Eliminating anion depletion region and promoting Li+ solvation via anionphilic metal organic framework for dendrite-free lithium deposition

Lithium metal batteries (LMBs) have great potential for next-generation rechargeable batteries due to the high theoretical capacity and ideal compatibility coupled with diverse cathode materials. However, the random Li deposition associated with the large local space charge caused by the anion depletion near the surface of anode, as well as the insufficient reduction of Li+ related to the suppressed Li+ solvation process induced by the electrostatic force between anion and cation hinder the development of high-energy-density LMBs. Herein, as evidenced theoretically and experimentally, we simultaneously eliminate the anion depletion region and promote the lithium salt dissociation by employing ZIF-67 with unsaturated metal sites as anionphilic additive to regulate anion distribution and weaken its bond with Li+. As a result, the short-circuit hazard is remitted in symmetrical cell with modified electrolyte at 3 mA cm−2 under capacity of 3 mAh cm−2 for more than 2000 h.
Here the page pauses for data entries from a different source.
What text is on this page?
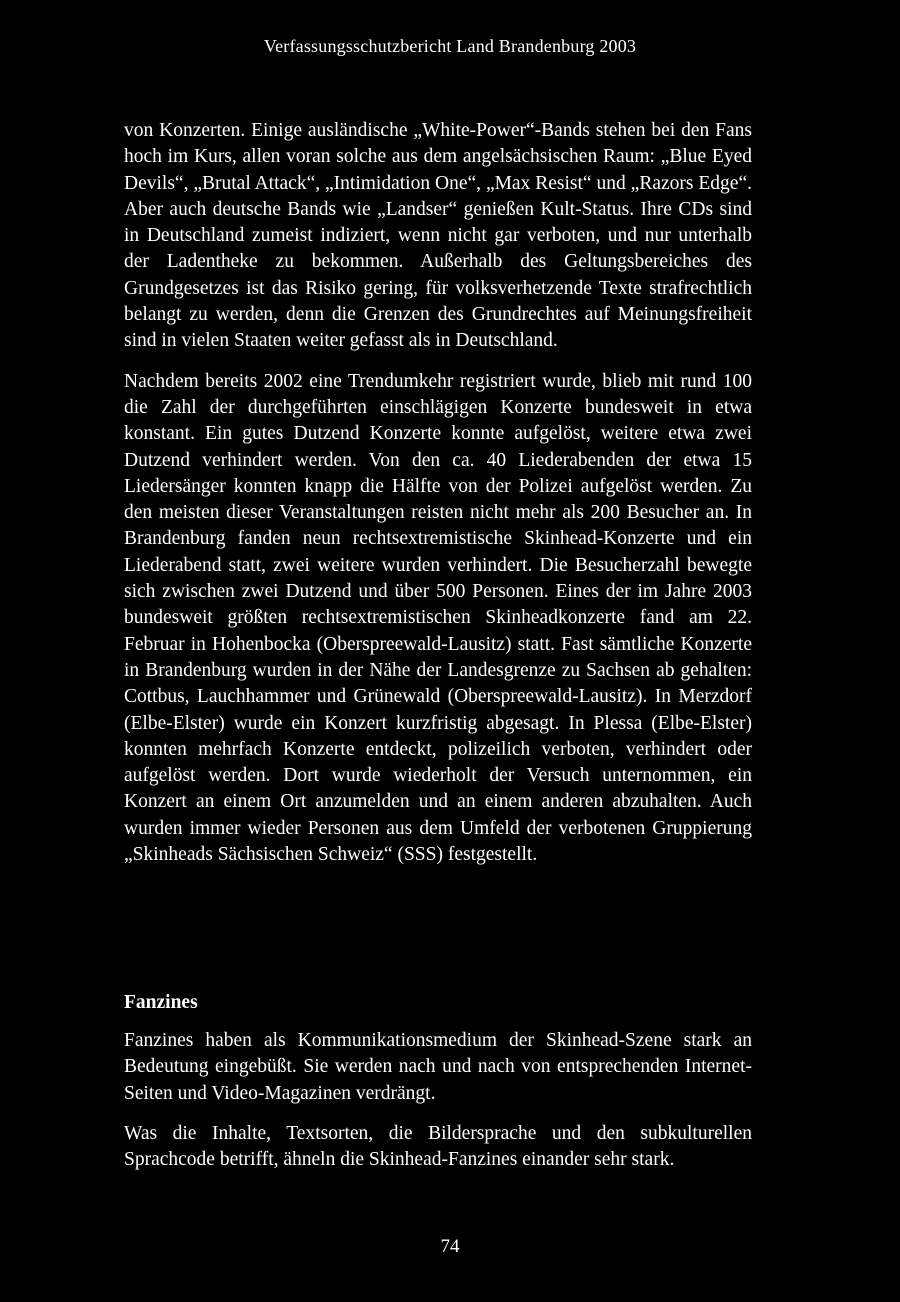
Verfassungsschutzbericht Land Brandenburg 2003

von Konzerten. Einige ausländische „White-Power“-Bands stehen bei den Fans hoch im Kurs, allen voran solche aus dem angelsächsischen Raum: „Blue Eyed Devils“, „Brutal Attack“, „Intimidation One“, „Max Resist“ und „Razors Edge“. Aber auch deutsche Bands wie „Landser“ genießen Kult-Status. Ihre CDs sind in Deutschland zumeist indiziert, wenn nicht gar verboten, und nur unterhalb der Ladentheke zu bekommen. Außerhalb des Geltungsbereiches des Grundgesetzes ist das Risiko gering, für volksverhetzende Texte strafrechtlich belangt zu werden, denn die Grenzen des Grundrechtes auf Meinungsfreiheit sind in vielen Staaten weiter gefasst als in Deutschland.

Nachdem bereits 2002 eine Trendumkehr registriert wurde, blieb mit rund 100 die Zahl der durchgeführten einschlägigen Konzerte bundesweit in etwa konstant. Ein gutes Dutzend Konzerte konnte aufgelöst, weitere etwa zwei Dutzend verhindert werden. Von den ca. 40 Liederabenden der etwa 15 Liedersänger konnten knapp die Hälfte von der Polizei aufgelöst werden. Zu den meisten dieser Veranstaltungen reisten nicht mehr als 200 Besucher an. In Brandenburg fanden neun rechtsextremistische Skinhead-Konzerte und ein Liederabend statt, zwei weitere wurden verhindert. Die Besucherzahl bewegte sich zwischen zwei Dutzend und über 500 Personen. Eines der im Jahre 2003 bundesweit größten rechtsextremistischen Skinheadkonzerte fand am 22. Februar in Hohenbocka (Oberspreewald-Lausitz) statt. Fast sämtliche Konzerte in Brandenburg wurden in der Nähe der Landesgrenze zu Sachsen ab gehalten: Cottbus, Lauchhammer und Grünewald (Oberspreewald-Lausitz). In Merzdorf (Elbe-Elster) wurde ein Konzert kurzfristig abgesagt. In Plessa (Elbe-Elster) konnten mehrfach Konzerte entdeckt, polizeilich verboten, verhindert oder aufgelöst werden. Dort wurde wiederholt der Versuch unternommen, ein Konzert an einem Ort anzumelden und an einem anderen abzuhalten. Auch wurden immer wieder Personen aus dem Umfeld der verbotenen Gruppierung „Skinheads Sächsischen Schweiz“ (SSS) festgestellt.

Fanzines

Fanzines haben als Kommunikationsmedium der Skinhead-Szene stark an Bedeutung eingebüßt. Sie werden nach und nach von entsprechenden Internet-Seiten und Video-Magazinen verdrängt.

Was die Inhalte, Textsorten, die Bildersprache und den subkulturellen Sprachcode betrifft, ähneln die Skinhead-Fanzines einander sehr stark.

74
As employed for the lithium-sulfur battery with high sulfur loading of 4.5 mg cm−2, the modulated electrolyte enables the battery delivering an initial capacity of 713 mAh g−1 with decay rate of 0.05% per cycle over 100 cycles at 3 mA cm−2. This work demonstrates an efficient and scalable strategy for constructing dendrite-free LMBs via eliminating the anion depletion region and facilitating the Li+ solvation process.